SAN FRANCISCO -- Following a San Francisco Board of Supervisors vote last month rejecting an $80 million state grant for the construction of a new jail, a group of city officials Tuesday proposed the idea of a new mental health treatment facility instead.
District Attorney George Gascon and Supervisors David Campos, Malia Cohen and Jane Kim Tuesday called for the construction of a behavioral health center intended to assess and treat the large number of people in the criminal justice system suffering from mental health problems.
Currently, an estimated 40 percent of the inmates in San Francisco's jails suffer from mental health problems, according to Gascon.
"It would be difficult to design an environment more counter-therapeutic than a modern American jail or prison," Gascon said Tuesday. "If we want to address the crisis that is evident on street corners from the Haight to the
Tenderloin, we must divert individuals with mental illness and substance abuse to treatment, rather than warehouse them behind concrete and bars."
Based on a model that has seen success in Miami, Gascon said the proposed center would include rapid mental health assessment, outpatient treatment facilities, diversion programs for low-level offenders and secure facilities for those waiting for treatment beds. Ideally, it would also be close to the courts, services and family members.
A working group has been formed to study the proposal and a white paper will be issued by Professor Craig Haney of the University of California at Santa Cruz and Michael Romano of Stanford University's Justice Advocacy Project, city officials said.
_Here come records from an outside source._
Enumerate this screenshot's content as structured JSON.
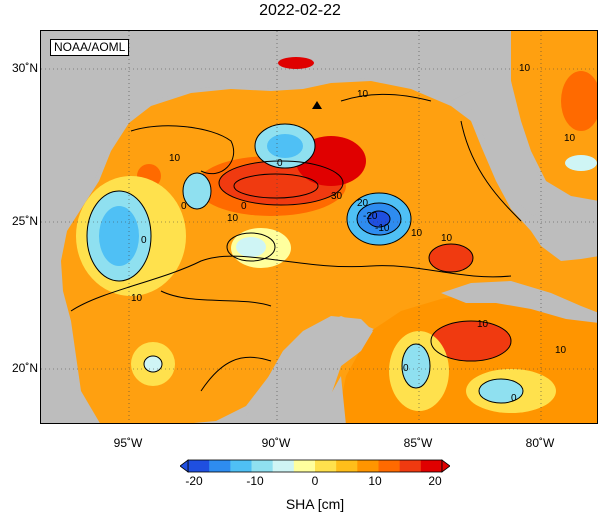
{
  "title": "2022-02-22",
  "credit": "NOAA/AOML",
  "lat_labels": [
    "30˚N",
    "25˚N",
    "20˚N"
  ],
  "lon_labels": [
    "95˚W",
    "90˚W",
    "85˚W",
    "80˚W"
  ],
  "contour_labels": {
    "c1": "10",
    "c2": "10",
    "c3": "0",
    "c4": "10",
    "c5": "30",
    "c6": "20",
    "c7": "10",
    "c8": "-10",
    "c9": "-20",
    "c10": "10",
    "c11": "0",
    "c12": "0",
    "c13": "10",
    "c14": "0",
    "c15": "10",
    "c16": "0",
    "c17": "10",
    "c18": "10",
    "c19": "0",
    "c20": "10"
  },
  "colorbar": {
    "title": "SHA [cm]",
    "ticks": [
      "-20",
      "-10",
      "0",
      "10",
      "20"
    ],
    "colors": [
      "#1f4fe0",
      "#2e8cf0",
      "#4fc0f5",
      "#8fe0f0",
      "#cff5f5",
      "#ffff9e",
      "#ffe14d",
      "#ffbe1a",
      "#ff9500",
      "#ff6a00",
      "#f03a10",
      "#e00000"
    ]
  },
  "colors": {
    "land": "#bdbdbd",
    "ocean_base": "#ffa010",
    "contour": "#000000"
  }
}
Cohen said she and other supervisors are working to identify locations where a behavioral health center could be built, with possibilities including a site next to San Francisco General Hospital.
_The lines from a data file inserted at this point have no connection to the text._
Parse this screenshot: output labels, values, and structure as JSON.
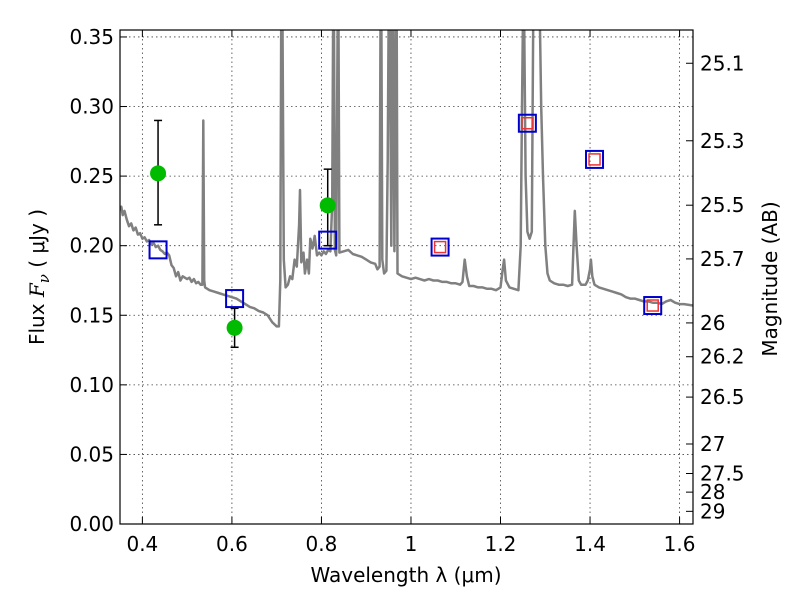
{
  "chart_data": {
    "type": "scatter",
    "title": "",
    "xlabel": "Wavelength  λ (μm)",
    "ylabel_parts": [
      "Flux  ",
      "F",
      "ν",
      "  ( μJy )"
    ],
    "y2label": "Magnitude (AB)",
    "xlim": [
      0.35,
      1.63
    ],
    "ylim": [
      0.0,
      0.355
    ],
    "xticks": [
      0.4,
      0.6,
      0.8,
      1.0,
      1.2,
      1.4,
      1.6
    ],
    "xtick_labels": [
      "0.4",
      "0.6",
      "0.8",
      "1",
      "1.2",
      "1.4",
      "1.6"
    ],
    "yticks": [
      0.0,
      0.05,
      0.1,
      0.15,
      0.2,
      0.25,
      0.3,
      0.35
    ],
    "ytick_labels": [
      "0.00",
      "0.05",
      "0.10",
      "0.15",
      "0.20",
      "0.25",
      "0.30",
      "0.35"
    ],
    "magnitude_ticks": [
      {
        "label": "25.1",
        "flux": 0.3311
      },
      {
        "label": "25.3",
        "flux": 0.2754
      },
      {
        "label": "25.5",
        "flux": 0.2291
      },
      {
        "label": "25.7",
        "flux": 0.1905
      },
      {
        "label": "26",
        "flux": 0.1445
      },
      {
        "label": "26.2",
        "flux": 0.1202
      },
      {
        "label": "26.5",
        "flux": 0.0912
      },
      {
        "label": "27",
        "flux": 0.0575
      },
      {
        "label": "27.5",
        "flux": 0.0363
      },
      {
        "label": "28",
        "flux": 0.0229
      },
      {
        "label": "29",
        "flux": 0.0091
      }
    ],
    "grid": true,
    "series": [
      {
        "kind": "model_spectrum",
        "color": "#808080",
        "points": [
          [
            0.35,
            0.226
          ],
          [
            0.353,
            0.228
          ],
          [
            0.356,
            0.222
          ],
          [
            0.36,
            0.225
          ],
          [
            0.365,
            0.219
          ],
          [
            0.37,
            0.214
          ],
          [
            0.375,
            0.216
          ],
          [
            0.38,
            0.211
          ],
          [
            0.385,
            0.213
          ],
          [
            0.39,
            0.208
          ],
          [
            0.395,
            0.209
          ],
          [
            0.4,
            0.205
          ],
          [
            0.405,
            0.206
          ],
          [
            0.41,
            0.203
          ],
          [
            0.415,
            0.204
          ],
          [
            0.42,
            0.201
          ],
          [
            0.425,
            0.202
          ],
          [
            0.43,
            0.199
          ],
          [
            0.435,
            0.2
          ],
          [
            0.44,
            0.197
          ],
          [
            0.445,
            0.196
          ],
          [
            0.45,
            0.194
          ],
          [
            0.455,
            0.195
          ],
          [
            0.46,
            0.193
          ],
          [
            0.465,
            0.186
          ],
          [
            0.47,
            0.184
          ],
          [
            0.475,
            0.178
          ],
          [
            0.48,
            0.181
          ],
          [
            0.485,
            0.175
          ],
          [
            0.49,
            0.178
          ],
          [
            0.5,
            0.176
          ],
          [
            0.505,
            0.177
          ],
          [
            0.51,
            0.174
          ],
          [
            0.515,
            0.176
          ],
          [
            0.52,
            0.173
          ],
          [
            0.525,
            0.174
          ],
          [
            0.53,
            0.172
          ],
          [
            0.534,
            0.172
          ],
          [
            0.536,
            0.29
          ],
          [
            0.538,
            0.175
          ],
          [
            0.54,
            0.17
          ],
          [
            0.55,
            0.168
          ],
          [
            0.56,
            0.167
          ],
          [
            0.57,
            0.166
          ],
          [
            0.58,
            0.165
          ],
          [
            0.59,
            0.164
          ],
          [
            0.6,
            0.163
          ],
          [
            0.61,
            0.162
          ],
          [
            0.62,
            0.16
          ],
          [
            0.63,
            0.158
          ],
          [
            0.64,
            0.156
          ],
          [
            0.65,
            0.155
          ],
          [
            0.66,
            0.153
          ],
          [
            0.67,
            0.152
          ],
          [
            0.68,
            0.15
          ],
          [
            0.69,
            0.145
          ],
          [
            0.7,
            0.142
          ],
          [
            0.705,
            0.142
          ],
          [
            0.708,
            0.175
          ],
          [
            0.71,
            0.36
          ],
          [
            0.713,
            0.36
          ],
          [
            0.716,
            0.19
          ],
          [
            0.72,
            0.17
          ],
          [
            0.725,
            0.172
          ],
          [
            0.73,
            0.178
          ],
          [
            0.735,
            0.176
          ],
          [
            0.74,
            0.19
          ],
          [
            0.745,
            0.185
          ],
          [
            0.75,
            0.215
          ],
          [
            0.752,
            0.24
          ],
          [
            0.755,
            0.188
          ],
          [
            0.76,
            0.195
          ],
          [
            0.763,
            0.18
          ],
          [
            0.768,
            0.19
          ],
          [
            0.772,
            0.18
          ],
          [
            0.775,
            0.205
          ],
          [
            0.78,
            0.198
          ],
          [
            0.785,
            0.207
          ],
          [
            0.79,
            0.193
          ],
          [
            0.795,
            0.195
          ],
          [
            0.8,
            0.193
          ],
          [
            0.805,
            0.196
          ],
          [
            0.81,
            0.194
          ],
          [
            0.815,
            0.197
          ],
          [
            0.82,
            0.196
          ],
          [
            0.824,
            0.23
          ],
          [
            0.826,
            0.36
          ],
          [
            0.828,
            0.36
          ],
          [
            0.83,
            0.197
          ],
          [
            0.833,
            0.193
          ],
          [
            0.836,
            0.355
          ],
          [
            0.838,
            0.36
          ],
          [
            0.84,
            0.195
          ],
          [
            0.85,
            0.196
          ],
          [
            0.86,
            0.197
          ],
          [
            0.87,
            0.194
          ],
          [
            0.88,
            0.193
          ],
          [
            0.89,
            0.192
          ],
          [
            0.9,
            0.19
          ],
          [
            0.91,
            0.188
          ],
          [
            0.92,
            0.187
          ],
          [
            0.925,
            0.183
          ],
          [
            0.93,
            0.185
          ],
          [
            0.932,
            0.36
          ],
          [
            0.934,
            0.36
          ],
          [
            0.936,
            0.19
          ],
          [
            0.94,
            0.18
          ],
          [
            0.945,
            0.182
          ],
          [
            0.948,
            0.26
          ],
          [
            0.95,
            0.36
          ],
          [
            0.953,
            0.36
          ],
          [
            0.956,
            0.2
          ],
          [
            0.958,
            0.36
          ],
          [
            0.96,
            0.36
          ],
          [
            0.963,
            0.196
          ],
          [
            0.966,
            0.36
          ],
          [
            0.968,
            0.36
          ],
          [
            0.97,
            0.18
          ],
          [
            0.98,
            0.178
          ],
          [
            0.99,
            0.177
          ],
          [
            1.0,
            0.176
          ],
          [
            1.01,
            0.177
          ],
          [
            1.02,
            0.176
          ],
          [
            1.03,
            0.175
          ],
          [
            1.04,
            0.176
          ],
          [
            1.05,
            0.175
          ],
          [
            1.06,
            0.175
          ],
          [
            1.07,
            0.174
          ],
          [
            1.08,
            0.174
          ],
          [
            1.09,
            0.173
          ],
          [
            1.1,
            0.173
          ],
          [
            1.11,
            0.172
          ],
          [
            1.115,
            0.174
          ],
          [
            1.12,
            0.19
          ],
          [
            1.125,
            0.178
          ],
          [
            1.13,
            0.171
          ],
          [
            1.14,
            0.171
          ],
          [
            1.15,
            0.17
          ],
          [
            1.16,
            0.17
          ],
          [
            1.17,
            0.169
          ],
          [
            1.18,
            0.169
          ],
          [
            1.19,
            0.168
          ],
          [
            1.2,
            0.17
          ],
          [
            1.205,
            0.183
          ],
          [
            1.208,
            0.19
          ],
          [
            1.212,
            0.175
          ],
          [
            1.22,
            0.17
          ],
          [
            1.23,
            0.169
          ],
          [
            1.24,
            0.168
          ],
          [
            1.245,
            0.2
          ],
          [
            1.248,
            0.3
          ],
          [
            1.25,
            0.36
          ],
          [
            1.253,
            0.36
          ],
          [
            1.256,
            0.25
          ],
          [
            1.26,
            0.21
          ],
          [
            1.265,
            0.205
          ],
          [
            1.27,
            0.21
          ],
          [
            1.273,
            0.36
          ],
          [
            1.276,
            0.36
          ],
          [
            1.28,
            0.36
          ],
          [
            1.285,
            0.36
          ],
          [
            1.288,
            0.36
          ],
          [
            1.291,
            0.3
          ],
          [
            1.295,
            0.25
          ],
          [
            1.3,
            0.2
          ],
          [
            1.305,
            0.18
          ],
          [
            1.31,
            0.175
          ],
          [
            1.32,
            0.173
          ],
          [
            1.33,
            0.172
          ],
          [
            1.34,
            0.172
          ],
          [
            1.35,
            0.171
          ],
          [
            1.36,
            0.172
          ],
          [
            1.363,
            0.2
          ],
          [
            1.366,
            0.225
          ],
          [
            1.37,
            0.2
          ],
          [
            1.375,
            0.175
          ],
          [
            1.38,
            0.172
          ],
          [
            1.39,
            0.172
          ],
          [
            1.395,
            0.175
          ],
          [
            1.4,
            0.183
          ],
          [
            1.402,
            0.19
          ],
          [
            1.405,
            0.178
          ],
          [
            1.41,
            0.172
          ],
          [
            1.42,
            0.17
          ],
          [
            1.43,
            0.169
          ],
          [
            1.44,
            0.168
          ],
          [
            1.45,
            0.167
          ],
          [
            1.46,
            0.166
          ],
          [
            1.47,
            0.165
          ],
          [
            1.48,
            0.163
          ],
          [
            1.49,
            0.162
          ],
          [
            1.5,
            0.162
          ],
          [
            1.51,
            0.161
          ],
          [
            1.52,
            0.16
          ],
          [
            1.53,
            0.16
          ],
          [
            1.54,
            0.159
          ],
          [
            1.55,
            0.159
          ],
          [
            1.56,
            0.158
          ],
          [
            1.57,
            0.16
          ],
          [
            1.58,
            0.161
          ],
          [
            1.59,
            0.159
          ],
          [
            1.6,
            0.158
          ],
          [
            1.61,
            0.158
          ],
          [
            1.63,
            0.157
          ]
        ]
      },
      {
        "kind": "observed",
        "marker": "circle",
        "color": "#00bb00",
        "points": [
          {
            "x": 0.435,
            "y": 0.252,
            "yerr_low": 0.215,
            "yerr_high": 0.29
          },
          {
            "x": 0.606,
            "y": 0.141,
            "yerr_low": 0.127,
            "yerr_high": 0.155
          },
          {
            "x": 0.814,
            "y": 0.229,
            "yerr_low": 0.2,
            "yerr_high": 0.255
          }
        ]
      },
      {
        "kind": "model_photometry",
        "marker": "square",
        "color": "#0000cc",
        "points": [
          {
            "x": 0.435,
            "y": 0.197
          },
          {
            "x": 0.606,
            "y": 0.162
          },
          {
            "x": 0.814,
            "y": 0.204
          },
          {
            "x": 1.065,
            "y": 0.199
          },
          {
            "x": 1.26,
            "y": 0.288
          },
          {
            "x": 1.41,
            "y": 0.262
          },
          {
            "x": 1.54,
            "y": 0.157
          }
        ]
      },
      {
        "kind": "model_photometry_inner",
        "marker": "square",
        "color": "#ee3333",
        "points": [
          {
            "x": 1.065,
            "y": 0.199
          },
          {
            "x": 1.26,
            "y": 0.288
          },
          {
            "x": 1.41,
            "y": 0.262
          },
          {
            "x": 1.54,
            "y": 0.157
          }
        ]
      }
    ]
  }
}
The Board of Supervisors voted on Dec. 15 to turn down state funding for a new $240 million jail to replace decrepit, seismically unsafe facilities at the Hall of Justice.
The vote followed heavy campaigning by groups arguing that city resources should instead be put into diversion and pre-trial release programs, mental health treatment and programs to help the homeless. The No New SF Jail Coalition argued that incarceration disproportionately harmed the poor, minorities and the mentally ill.
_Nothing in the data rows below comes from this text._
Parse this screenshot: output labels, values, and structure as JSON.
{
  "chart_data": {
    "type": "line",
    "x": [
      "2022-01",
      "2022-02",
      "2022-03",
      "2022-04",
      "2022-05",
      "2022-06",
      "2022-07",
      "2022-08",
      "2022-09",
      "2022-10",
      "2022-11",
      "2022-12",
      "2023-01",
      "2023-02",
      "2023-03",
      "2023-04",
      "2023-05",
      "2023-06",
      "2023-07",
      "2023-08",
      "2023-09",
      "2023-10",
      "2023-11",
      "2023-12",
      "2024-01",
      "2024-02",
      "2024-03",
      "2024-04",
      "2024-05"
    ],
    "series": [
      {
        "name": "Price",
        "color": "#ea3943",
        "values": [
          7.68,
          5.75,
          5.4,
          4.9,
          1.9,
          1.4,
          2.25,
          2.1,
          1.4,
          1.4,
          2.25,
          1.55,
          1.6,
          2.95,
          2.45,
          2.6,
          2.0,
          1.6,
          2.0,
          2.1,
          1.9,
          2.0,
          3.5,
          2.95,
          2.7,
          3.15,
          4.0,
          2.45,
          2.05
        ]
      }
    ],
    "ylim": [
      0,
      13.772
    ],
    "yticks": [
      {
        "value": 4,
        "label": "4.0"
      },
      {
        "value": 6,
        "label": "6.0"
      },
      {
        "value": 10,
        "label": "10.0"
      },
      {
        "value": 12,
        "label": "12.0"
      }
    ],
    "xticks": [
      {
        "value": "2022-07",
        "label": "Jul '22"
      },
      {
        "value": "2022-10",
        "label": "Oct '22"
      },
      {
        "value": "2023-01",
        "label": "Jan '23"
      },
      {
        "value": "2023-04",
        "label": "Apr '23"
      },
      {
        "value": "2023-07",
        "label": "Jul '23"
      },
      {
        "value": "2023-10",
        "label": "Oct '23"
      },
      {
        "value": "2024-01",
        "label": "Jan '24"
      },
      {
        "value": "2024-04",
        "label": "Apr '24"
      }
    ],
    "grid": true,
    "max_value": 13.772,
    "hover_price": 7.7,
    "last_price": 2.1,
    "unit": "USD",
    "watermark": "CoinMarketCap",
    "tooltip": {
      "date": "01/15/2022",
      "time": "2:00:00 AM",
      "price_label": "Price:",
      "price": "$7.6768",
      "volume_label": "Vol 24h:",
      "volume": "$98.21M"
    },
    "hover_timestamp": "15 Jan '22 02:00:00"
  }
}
However, the sheriff's department and Mayor Ed Lee argued that the replacement jail was urgently needed to provide a safe, humane holding facility with adequate services for inmates.
While jail opponents argued that the city's jail population should be reduced, proponents said that they have already been sharply reduced to some of the lowest in the state and nation and further reductions are unlikely.
A city controller's report in June found that San Francisco's average daily jail population peaked at 2,321 around 1993 and has since fallen to a current level of around 1,285.
Kim said Tuesday that the city had already demonstrated that it could do things better by reducing incarceration rates.
"We have turned down money to build a jail because we know we can build something better," she said.
Gascon said the proposed behavioral health center would not qualify for funding under the state grant program that would have helped pay for the $240 million jail. He said state legislators representing San Francisco are working to identify possible funding sources at the state level.
Jail opponents welcomed the proposal Tuesday, but said they would continue to monitor city plans.
"This mental health center must be rooted in community-based practices and health services that are not connected to criminalization or law enforcement," said Mohamed Shekh, a spokesman for Critical Resistance, one of the groups in the No New SF Jail Coalition. "We're going to continue to work to make sure that that is the case."